Once in the car, Campbell had to decide what to do while Umuhuri and Beatrice Gage shouted opposite commands into his ear, he said, explaining that Umuhuri wanted him to leave immediately while Beatrice Gage wanted to stay and look for her brother, who had run off.
"I was so confused, you know," he recalled, explaining that he stopped the car while Beatrice Gage yelled out, "Haydn! Hadyn! Where are you, Hadyn?"
They decided to leave without Hadyn Gage after a couple minutes and start driving towards Auckland Hospital, but the yelling in the car continued, he said, explaining that he dropped off Beatrice Gage in Greenlane after she told him to let her out.
"She was calling me a useless c***, just yelling at me," he testified. "I know that she didn't mean to. We were all in shock at the time."

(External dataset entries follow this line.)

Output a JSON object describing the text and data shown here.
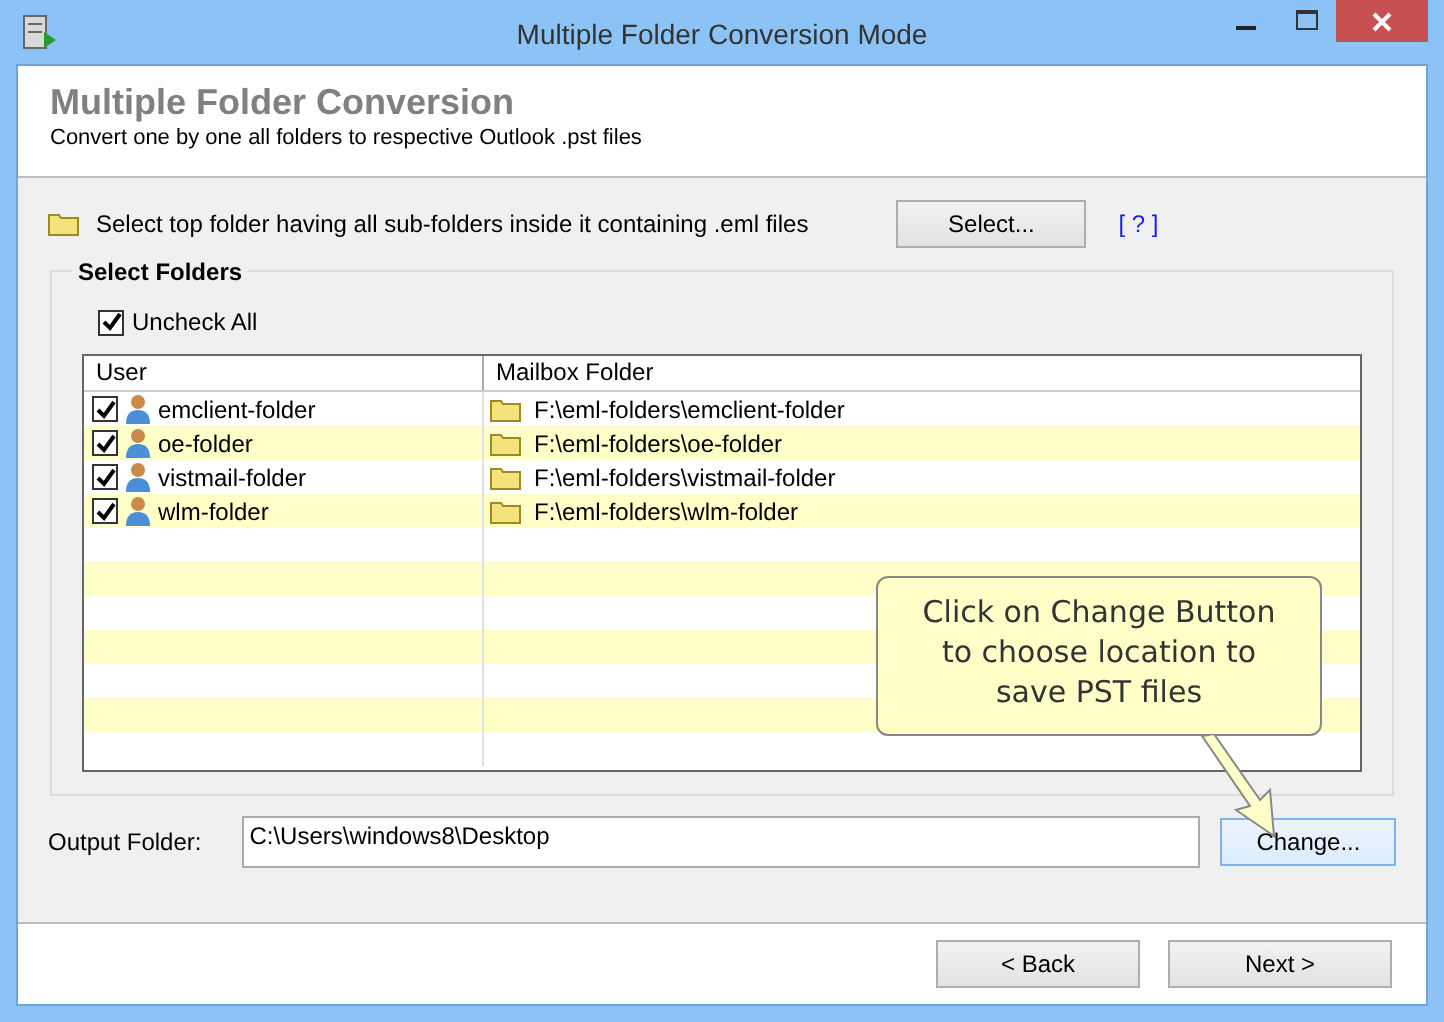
{
  "window": {
    "title": "Multiple Folder Conversion Mode"
  },
  "header": {
    "title": "Multiple Folder Conversion",
    "subtitle": "Convert one by one all folders to respective Outlook .pst files"
  },
  "top_folder": {
    "label": "Select top folder having all sub-folders inside it containing .eml files",
    "button": "Select...",
    "help": "[ ? ]"
  },
  "select_folders": {
    "title": "Select Folders",
    "uncheck_all": {
      "label": "Uncheck All",
      "checked": true
    },
    "columns": [
      "User",
      "Mailbox Folder"
    ],
    "rows": [
      {
        "user": "emclient-folder",
        "folder": "F:\\eml-folders\\emclient-folder",
        "checked": true
      },
      {
        "user": "oe-folder",
        "folder": "F:\\eml-folders\\oe-folder",
        "checked": true
      },
      {
        "user": "vistmail-folder",
        "folder": "F:\\eml-folders\\vistmail-folder",
        "checked": true
      },
      {
        "user": "wlm-folder",
        "folder": "F:\\eml-folders\\wlm-folder",
        "checked": true
      }
    ]
  },
  "callout": "Click on Change Button to choose location to save PST files",
  "output": {
    "label": "Output Folder:",
    "value": "C:\\Users\\windows8\\Desktop",
    "button": "Change..."
  },
  "buttons": [
    "< Back",
    "Next >"
  ]
}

With just him and Umuhuri left in the car, he said he was determined to take his bleeding friend to the hospital but now had Umuhuri yelling in his ear to stop the car.
"It was just all the way coming from the motorway, he was [saying], 'Stop the car! Stop the car! Stop the f***ing car!'" Campbell said, telling jurors that he responded, "No bro, I'm taking you to the hospital."
But he knew Umuhuri was "really, really angry" and so eventually relented, pulling over and calling an ambulance as he stood on the side of the road, he said. That's where police later found him dead.
Beatrice Gage also returned to the witness stand today, remaining combative and often shouting back answers as she reluctantly answered questions from defence lawyer Marie Dyhrberg, who represents Davis.
Dyhrberg noted that in the witness' interview with police just a few days after the shooting, Beatrice Gage described Davis as looking "shocked" and "like he wanted to run" as the shots rang out.
"You were the ones who planned to steal the drugs. You wanted more," Dyhrberg suggested as her voice was drowned out by the witness yelling, "F*** off."
"Cliff had no need to rip them off. He had money," Beatrice Gage said. "You're full of s***."